To hate, minimize or denigrate people on the basis of their being is what this sin of racism means. Racism is itself a disease of the soul that must be rooted out over a lifetime of conscious effort.

Rocker has not yet begun that process. Indeed, he is still unaware of the need to begin.

Rocker will learn a hard lesson that may well have a salutary lifetime effect on this young man. He will learn that his racism is no longer tolerable, funny, acceptable or popular. He will learn that outside what he calls his "redneck" community where, I gather, such attitudes are still commonplace, a new world is being born. Neither he nor his attitudes will be part of that new world.

Racism is still practiced in a variety of insidious ways, but it is no longer socially acceptable. That means it is finally dying in this country, even in the backwoods communities of the South that produce the John Rockers of the world.

There is good news in the Rocker episode.

The attitudes he articulated would in the South of my childhood have been applauded at worst and a non-issue at best. That was the South of the 1930s, which was marked by clear signs on toilets and water fountains saying "colored" and "white."

It was the South of segregated schools, where "separate but equal" was the claim we made in an attempt to make our delusions believable. It was the South of segregated churches and the Ku Klux Klan, both of whom quoted verses from Holy Scripture to prove that "race mixing" was condemned by the word of God. It was the South where people argued with straight faces that God had ordained that Africans must live a life of servitude since they were the descendants of Ham and Canaan, Noah's son and grandson upon whom God's curse had been set when they looked upon his father's nakedness (Gen. 9:18-28).

The fact that John Rocker can utter his distorted ignorance and discover that he is not approved, that he is so deeply out of step with his world that someone actually thinks he needs to undergo a psychological evaluation, is a powerful indicator of progress.

Racism is no longer a social norm. It can no longer live in our crude jokes, our offhand slurs, or our conversational wisdom. No, racism is not yet dead, but it has been driven underground. In that hiding place racism must contend with the fact that it is no longer acceptable to reveal it publicly, so it must be contained before it finally dies.

John Rocker's sin was to make overt what our society has tried to keep covert. He was not smart enough to play the race game.

I think Rocker's career is over. It will not be his 14-day suspension, a mere tap on the wrist, that does it, however. His career will end because his racism is too deep to be easily expunged and his I.Q. is too low to keep it hidden.

He will be an emotional burden for any team to carry. Crowds eager to prove that they are free of racism will abuse Rocker in every city in the League. He will react. His emotions will betray him. His pitching will be affected. He will become an asterisk in baseball's history, little noted nor long remembered.

Others will go to school on Rocker's experience, and racism will be driven further and further from our consciousness.

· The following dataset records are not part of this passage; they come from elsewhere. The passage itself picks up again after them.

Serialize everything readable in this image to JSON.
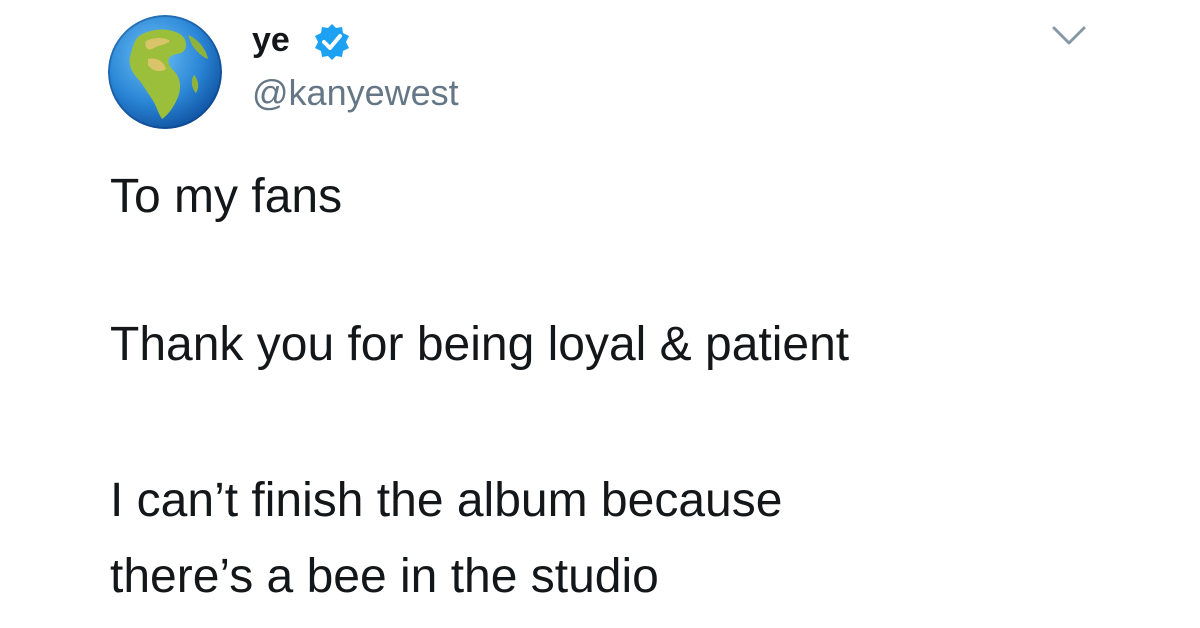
{
  "tweet": {
    "display_name": "ye",
    "handle": "@kanyewest",
    "verified": true,
    "avatar_icon": "earth-africa-globe-icon",
    "menu_icon": "chevron-down-icon",
    "lines": [
      "To my fans",
      "Thank you for being loyal & patient",
      "I can’t finish the album because",
      "there’s a bee in the studio"
    ]
  },
  "colors": {
    "text": "#14171a",
    "secondary_text": "#657786",
    "verified_badge": "#1da1f2",
    "background": "#ffffff"
  }
}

In a strange way, Rocker will have helped. This spring, as baseball season gets underway, the Sammy Sosas, Derek Jeters, Pedro Martinezes and Ken Griffey Jrs of the baseball world will be back enhancing their Hall of Fame careers. They are all of African or Hispanic ancestry. Would anyone swap one of these giants for John Rocker? Obviously not.

Atlanta's pitching staff still does not have a stopper. But racism is clearly on its way out.

Thanks, John Rocker, for making that so obvious.